In starting the auth flow, I’ll get an authorization URL from the twitter service usign some local PKCE object. Once we have that, since we know we want the server to do it’s thing in the background we swap a channel from core.async into our namespace state atom. Channels are one succinct way to implemenet passing of messages back and forth between two asynchronous pieces of code in Clojure.

From the chan docs at https://clojuredocs.org/clojure.core.async/chan:

Creates a channel with an optional buffer, an optional transducer (like (map f), (filter p) etc or a composition thereof), and an optional exception-handler. If buf-or-n is a number, will create and use a fixed buffer of that size. If a transducer is supplied a buffer must be specified. ex-handler must be a fn of one argument - if an exception occurs during transformation it will be called with the Throwable as an argument, and any non-nil return value will be placed in the channel.

So I’ll use the channel to receive the oauth code that the embedded Jetty server extracted on redirect. Once we have that oauth code, we can grab the access token and complete the oauth flow. That code looks like this:

(defn handler-twitter-code [req]
  (let [server-chan (:chan @twitter-state)
        {:strs [code]} (:params req)]
    (>!! server-chan code)
    {:status 200
     :headers {"Content-Type" "text/html"}
     :body "Hello world"}))

(defn start-embedded-auth-server [handler]
  (let [app (wrap-params handler)]
    (jetty/run-jetty app {:port 3000 :join? false})))

(defn get-oauth2-credentials []
  (let [state "state"
        pkce (doto (PKCE.)
               (.setCodeChallenge "challenge")
               (.setCodeChallengeMethod PKCECodeChallengeMethod/PLAIN)
               (.setCodeVerifier "challenge"))
        url (.getAuthorizationUrl service pkce state)]
    (swap! twitter-state assoc :chan (chan)) ;; Add our channel to the twitter-state
    (sh/sh "open" url)
    (let [server (start-embedded-auth-server handler-twitter-code)
          code (<!! (:chan @twitter-state))]
      (.stop server)
      (.getAccessToken service pkce code))))

(defn authorize-app []
  (let [oauth2-access-token (get-oauth2-credentials)
        access-token (.getAccessToken oauth2-access-token)
        refresh-token (.getRefreshToken oauth2-access-token)]
    (swap! twitter-state assoc :api
           (TwitterApi. (doto creds
                          (.setTwitterOauth2AccessToken access-token)
                          (.setTwitterOauth2RefreshToken refresh-token))))))

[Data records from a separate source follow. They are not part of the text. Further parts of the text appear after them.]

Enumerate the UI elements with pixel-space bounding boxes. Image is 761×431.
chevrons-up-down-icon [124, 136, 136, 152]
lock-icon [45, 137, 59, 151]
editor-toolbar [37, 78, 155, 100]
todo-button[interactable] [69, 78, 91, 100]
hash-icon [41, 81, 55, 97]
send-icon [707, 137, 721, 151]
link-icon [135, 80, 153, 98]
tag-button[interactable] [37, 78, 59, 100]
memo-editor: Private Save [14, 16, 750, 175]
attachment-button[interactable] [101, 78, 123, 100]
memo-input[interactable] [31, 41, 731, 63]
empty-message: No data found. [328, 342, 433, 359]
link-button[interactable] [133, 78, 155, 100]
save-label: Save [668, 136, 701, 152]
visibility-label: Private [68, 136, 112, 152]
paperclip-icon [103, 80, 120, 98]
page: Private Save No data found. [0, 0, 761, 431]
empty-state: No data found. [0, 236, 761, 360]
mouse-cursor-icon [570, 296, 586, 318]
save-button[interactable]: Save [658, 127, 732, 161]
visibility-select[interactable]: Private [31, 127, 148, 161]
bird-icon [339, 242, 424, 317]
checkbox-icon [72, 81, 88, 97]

Starting with authorize-app, we bgin our oauth flow, doing all the steps I’ve described. Once complete, we take our newly minted TwitterApi. object and swap it into our namespace state. We need this object to perform any subsequent Twitter calls like posting tweets.

Putting it all Together

Now, to finish the job, I have to do two things. First, I need to install my git hook for post-commit earlier into one of my existing repositories. Next, I need to run my service in the background. Once those two things are complete, I just commit and tweet, that’s it!

clj -A:run-m

Thanks to everyone in #clojurians that makes this such a fun language to work with, and to all that answered my questions. I have some bigger projects planned and hope to get started soon!